À l’évocation des suggestions de son pilote, Wolff s’est saisi le front d’une manière théâtrale. Rien de bien méchant, c’était pour divertir la galerie.

« On aime le son des V12, on aime les vieilles voitures, on aime voir les pilotes changer de vitesse, subir les vibrations. Faites-leur vivre tout ça et ils vont se plaindre. On est rendus ailleurs. On est dans le développement durable. Les plus jeunes générations ne sont pas intéressées par le V12 comme on l’a connu. On a les moteurs les plus efficaces, les plus puissants dans ces voitures. Notre technologie a rendu ces voitures fantastiques.

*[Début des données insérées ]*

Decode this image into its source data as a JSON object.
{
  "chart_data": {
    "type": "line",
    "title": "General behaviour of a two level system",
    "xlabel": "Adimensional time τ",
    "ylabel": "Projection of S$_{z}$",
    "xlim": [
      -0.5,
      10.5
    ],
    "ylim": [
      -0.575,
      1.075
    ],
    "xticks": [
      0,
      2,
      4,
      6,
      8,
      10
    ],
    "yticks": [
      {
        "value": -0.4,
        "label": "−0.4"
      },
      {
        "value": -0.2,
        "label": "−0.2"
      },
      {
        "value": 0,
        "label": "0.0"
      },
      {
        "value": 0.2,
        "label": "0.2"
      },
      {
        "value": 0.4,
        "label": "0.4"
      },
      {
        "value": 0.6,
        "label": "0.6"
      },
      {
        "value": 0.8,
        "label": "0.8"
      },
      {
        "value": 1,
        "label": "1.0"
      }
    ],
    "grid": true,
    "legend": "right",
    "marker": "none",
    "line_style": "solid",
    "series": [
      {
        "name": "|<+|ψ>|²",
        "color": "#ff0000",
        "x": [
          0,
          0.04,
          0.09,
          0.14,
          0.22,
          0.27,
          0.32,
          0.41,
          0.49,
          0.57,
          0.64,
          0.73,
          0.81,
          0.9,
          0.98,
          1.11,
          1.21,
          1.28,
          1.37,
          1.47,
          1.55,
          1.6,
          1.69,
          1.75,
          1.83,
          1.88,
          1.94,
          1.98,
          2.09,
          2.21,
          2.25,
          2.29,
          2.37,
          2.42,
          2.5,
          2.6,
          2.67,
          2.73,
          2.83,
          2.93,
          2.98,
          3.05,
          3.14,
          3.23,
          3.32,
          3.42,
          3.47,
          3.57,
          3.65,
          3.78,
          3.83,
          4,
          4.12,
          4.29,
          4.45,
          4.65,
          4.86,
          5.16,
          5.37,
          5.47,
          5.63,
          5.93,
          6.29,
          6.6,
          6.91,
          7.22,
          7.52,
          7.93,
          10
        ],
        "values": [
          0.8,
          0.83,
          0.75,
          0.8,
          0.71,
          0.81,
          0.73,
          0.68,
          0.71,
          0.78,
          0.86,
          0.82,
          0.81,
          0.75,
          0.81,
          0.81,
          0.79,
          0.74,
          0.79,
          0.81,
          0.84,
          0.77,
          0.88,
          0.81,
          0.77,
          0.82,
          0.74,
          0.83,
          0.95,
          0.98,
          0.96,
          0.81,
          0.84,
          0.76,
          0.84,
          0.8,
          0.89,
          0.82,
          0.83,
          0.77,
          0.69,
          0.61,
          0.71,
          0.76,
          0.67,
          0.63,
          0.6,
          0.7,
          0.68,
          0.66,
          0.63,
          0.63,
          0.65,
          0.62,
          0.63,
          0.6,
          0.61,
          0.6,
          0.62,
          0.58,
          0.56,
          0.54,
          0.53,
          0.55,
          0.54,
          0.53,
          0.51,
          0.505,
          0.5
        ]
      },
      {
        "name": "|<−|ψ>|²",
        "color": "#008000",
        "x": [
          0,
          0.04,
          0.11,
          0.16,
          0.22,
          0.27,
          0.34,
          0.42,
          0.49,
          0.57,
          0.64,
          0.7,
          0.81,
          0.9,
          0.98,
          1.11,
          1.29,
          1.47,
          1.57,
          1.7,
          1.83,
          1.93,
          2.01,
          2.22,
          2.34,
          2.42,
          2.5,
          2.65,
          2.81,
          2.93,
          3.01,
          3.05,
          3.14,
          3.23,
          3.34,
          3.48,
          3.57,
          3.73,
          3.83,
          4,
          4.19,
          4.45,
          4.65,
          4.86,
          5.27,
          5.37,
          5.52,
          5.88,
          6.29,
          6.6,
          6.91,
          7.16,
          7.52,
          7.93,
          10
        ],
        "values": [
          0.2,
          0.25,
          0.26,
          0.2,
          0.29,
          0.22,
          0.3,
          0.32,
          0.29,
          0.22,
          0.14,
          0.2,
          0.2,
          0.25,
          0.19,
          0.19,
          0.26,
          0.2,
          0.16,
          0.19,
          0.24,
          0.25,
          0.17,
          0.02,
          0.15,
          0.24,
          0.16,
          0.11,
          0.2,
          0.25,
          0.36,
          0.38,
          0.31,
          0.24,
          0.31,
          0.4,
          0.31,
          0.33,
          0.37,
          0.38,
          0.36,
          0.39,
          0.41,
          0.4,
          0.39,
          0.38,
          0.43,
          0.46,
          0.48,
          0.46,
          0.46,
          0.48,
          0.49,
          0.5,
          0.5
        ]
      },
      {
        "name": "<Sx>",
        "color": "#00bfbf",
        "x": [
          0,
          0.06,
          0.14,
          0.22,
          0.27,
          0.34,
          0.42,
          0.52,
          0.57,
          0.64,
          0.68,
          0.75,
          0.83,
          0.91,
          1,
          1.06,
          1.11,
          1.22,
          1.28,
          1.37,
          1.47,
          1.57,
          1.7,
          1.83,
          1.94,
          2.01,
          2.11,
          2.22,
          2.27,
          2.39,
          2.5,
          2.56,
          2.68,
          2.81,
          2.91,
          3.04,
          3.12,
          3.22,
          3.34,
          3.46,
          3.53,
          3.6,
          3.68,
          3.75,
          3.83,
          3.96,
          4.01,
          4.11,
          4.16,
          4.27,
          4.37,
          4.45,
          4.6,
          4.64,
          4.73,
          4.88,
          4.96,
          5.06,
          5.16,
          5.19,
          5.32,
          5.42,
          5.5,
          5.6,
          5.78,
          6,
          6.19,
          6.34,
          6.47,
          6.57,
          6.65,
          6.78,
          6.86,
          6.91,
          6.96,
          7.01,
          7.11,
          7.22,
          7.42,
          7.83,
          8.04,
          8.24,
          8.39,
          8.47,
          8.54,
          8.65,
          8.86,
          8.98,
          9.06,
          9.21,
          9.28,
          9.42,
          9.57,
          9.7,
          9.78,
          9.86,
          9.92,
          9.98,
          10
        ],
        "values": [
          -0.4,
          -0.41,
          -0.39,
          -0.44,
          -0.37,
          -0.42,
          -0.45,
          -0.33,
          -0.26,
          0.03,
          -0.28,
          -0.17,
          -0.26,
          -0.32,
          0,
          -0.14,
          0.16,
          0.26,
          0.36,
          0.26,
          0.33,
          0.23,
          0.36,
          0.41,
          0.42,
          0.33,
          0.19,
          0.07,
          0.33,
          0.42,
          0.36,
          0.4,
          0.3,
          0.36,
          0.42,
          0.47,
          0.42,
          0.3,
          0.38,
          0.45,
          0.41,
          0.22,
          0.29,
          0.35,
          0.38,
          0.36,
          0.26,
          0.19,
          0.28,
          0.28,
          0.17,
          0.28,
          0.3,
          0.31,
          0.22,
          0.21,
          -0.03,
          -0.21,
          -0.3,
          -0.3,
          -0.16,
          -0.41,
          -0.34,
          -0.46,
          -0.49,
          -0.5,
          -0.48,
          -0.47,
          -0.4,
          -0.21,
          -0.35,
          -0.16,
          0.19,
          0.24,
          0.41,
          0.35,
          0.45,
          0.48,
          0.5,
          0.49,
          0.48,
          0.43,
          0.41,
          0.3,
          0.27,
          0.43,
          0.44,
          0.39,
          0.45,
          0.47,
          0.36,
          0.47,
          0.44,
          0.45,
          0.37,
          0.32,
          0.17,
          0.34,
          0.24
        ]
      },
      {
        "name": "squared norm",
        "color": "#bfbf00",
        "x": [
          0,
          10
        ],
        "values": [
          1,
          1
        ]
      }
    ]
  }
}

« On ne peut pas retourner en arrière. Si on plaçait une ancienne voiture sur la piste et qu’on installait un pilote d’aujourd’hui à l’intérieur, il dirait que c’est lent, que ça répond mal dans les virages, que l’apparence est dépassée. »

« On voit le passé avec trop de nostalgie. » — Toto Wolff, PDG de Mercedes

Au sujet du plafond salarial, Wolff a laissé tomber que ça s’en venait, en 2021, au moment de la refonte des règlements en F1. Soulignons que dans la forme actuelle, les équipes de fond de grille ont des budgets d’exploitation parfois quatre fois moins élevés que ceux des écuries de pointe.

Wolff a ajouté que ce serait un plafond imposé d’un coup sec, et que c’était mieux ainsi. Qu’il pourrait alors restructurer les activités de l’écurie de F1 Mercedes d’une manière permanente. Il a toutefois promis de le faire en douceur pour ses employés, citant notamment les autres projets d’ingénierie dans lesquels l’entreprise est engagée.

« La F1 est une méritocratie, un élitisme sans compromis. Les meilleurs pilotes et les meilleures voitures gagnent. La F1 a toujours été ainsi. Est-il temps de se dire que ça ne peut plus continuer, car nos budgets augmentent sans cesse depuis 30 ans ? Peut-être. On croit que la F1 va survivre si les équipes font des profits. On voit la même chose dans chaque ligue sportive, les équipes ont une certaine valeur. Ce sont des entreprises indépendantes qui peuvent prospérer. »

Fin du déjeuner, retour à la course.